What it really boiled down to was, is there enough money in the whole wide world to buy all this stuff, even with generous discounts for cash and bulk purchases? Or was he going to have to pump countless billions of dollars of subsidies into the economies of the leading industrial nations just so that eventually they’d generate enough wealth to be able to afford to buy from him? Whatever; there were difficulties, sure enough, but even so he couldn’t help feeling that it was a definite step up from stealing hubcaps and nicking the lightbulbs out of bus station waiting rooms.
Having resolved on a course of action and granted himself the luxury of two minutes unrestrained gloating, John Fingers allowed his mind to drift into the strange whirlpool of thoughts, impressions and memories that made up his recollections of what had happened since he burgled that flat and stole that weird ring.
Having considered the position from a number of viewpoints and made of it what little sense he could, he came to the conclusion that his present situation was a bit like the very latest in jet passenger aircraft.
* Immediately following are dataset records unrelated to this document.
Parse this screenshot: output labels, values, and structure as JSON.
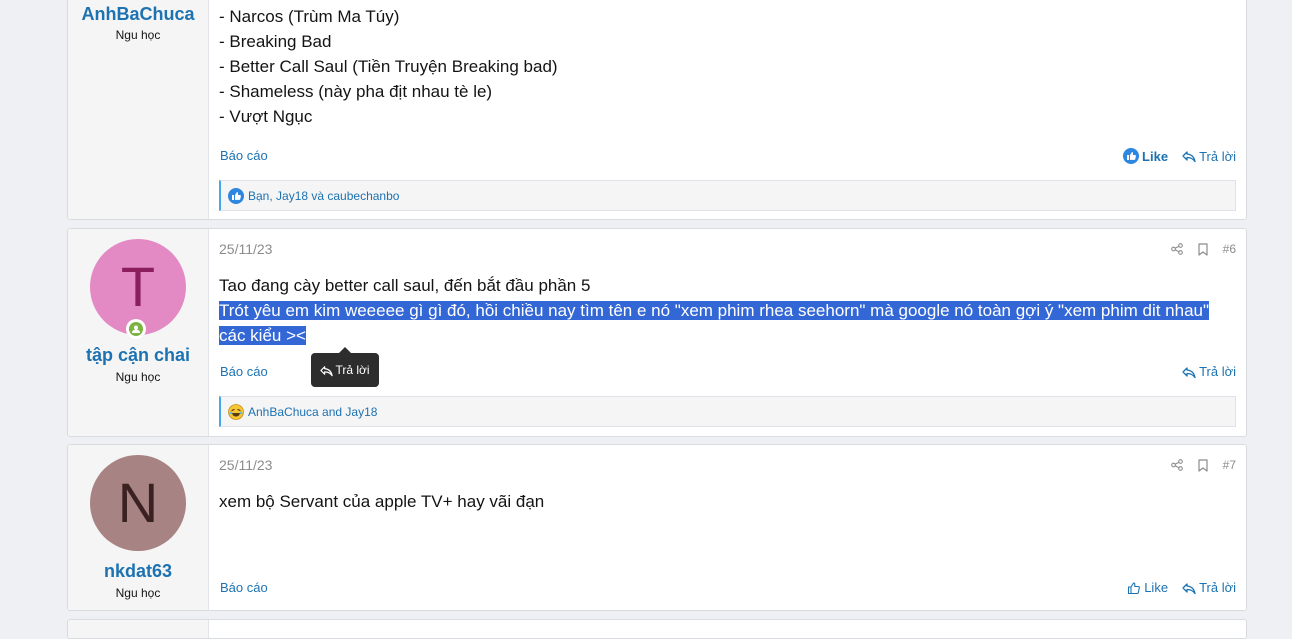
{
  "posts": [
    {
      "username": "AnhBaChuca",
      "usertitle": "Ngu học",
      "content_lines": [
        "- Narcos (Trùm Ma Túy)",
        "- Breaking Bad",
        "- Better Call Saul (Tiền Truyện Breaking bad)",
        "- Shameless (này pha địt nhau tè le)",
        "- Vượt Ngục"
      ],
      "report_label": "Báo cáo",
      "like_label": "Like",
      "reply_label": "Trả lời",
      "reactions_text": "Bạn, Jay18 và caubechanbo"
    },
    {
      "avatar_letter": "T",
      "avatar_bg": "#e38ac4",
      "avatar_fg": "#8b1f5e",
      "username": "tập cận chai",
      "usertitle": "Ngu học",
      "date": "25/11/23",
      "post_number": "#6",
      "content_line1": "Tao đang cày better call saul, đến bắt đầu phần 5",
      "content_selected": "Trót yêu em kim weeeee gì gì đó, hồi chiều nay tìm tên e nó \"xem phim rhea seehorn\" mà google nó toàn gợi ý \"xem phim dit nhau\" các kiểu ><",
      "report_label": "Báo cáo",
      "reply_label": "Trả lời",
      "reactions_text": "AnhBaChuca and Jay18",
      "tooltip_label": "Trả lời"
    },
    {
      "avatar_letter": "N",
      "avatar_bg": "#a88383",
      "avatar_fg": "#3b2222",
      "username": "nkdat63",
      "usertitle": "Ngu học",
      "date": "25/11/23",
      "post_number": "#7",
      "content": "xem bộ Servant của apple TV+ hay vãi đạn",
      "report_label": "Báo cáo",
      "like_label": "Like",
      "reply_label": "Trả lời"
    }
  ],
  "colors": {
    "link": "#1d72b1",
    "selection": "#3367d6",
    "online": "#7cb342"
  }
}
He didn’t have the remotest idea of how it all worked or why it was doing what it was doing, and there was an unpleasant feeling in the back of his mind that if it crashed, it was likely to crash big. On the other hand, it didn’t look like he actually needed to know how it all worked, and it sure beat the shit out of walking. Provided he could get out of this place with even a half per cent of the dosh, he didn’t give a stuff. Burglary, like the privatised electricity industry, is all about power without responsibility, and getting away with it.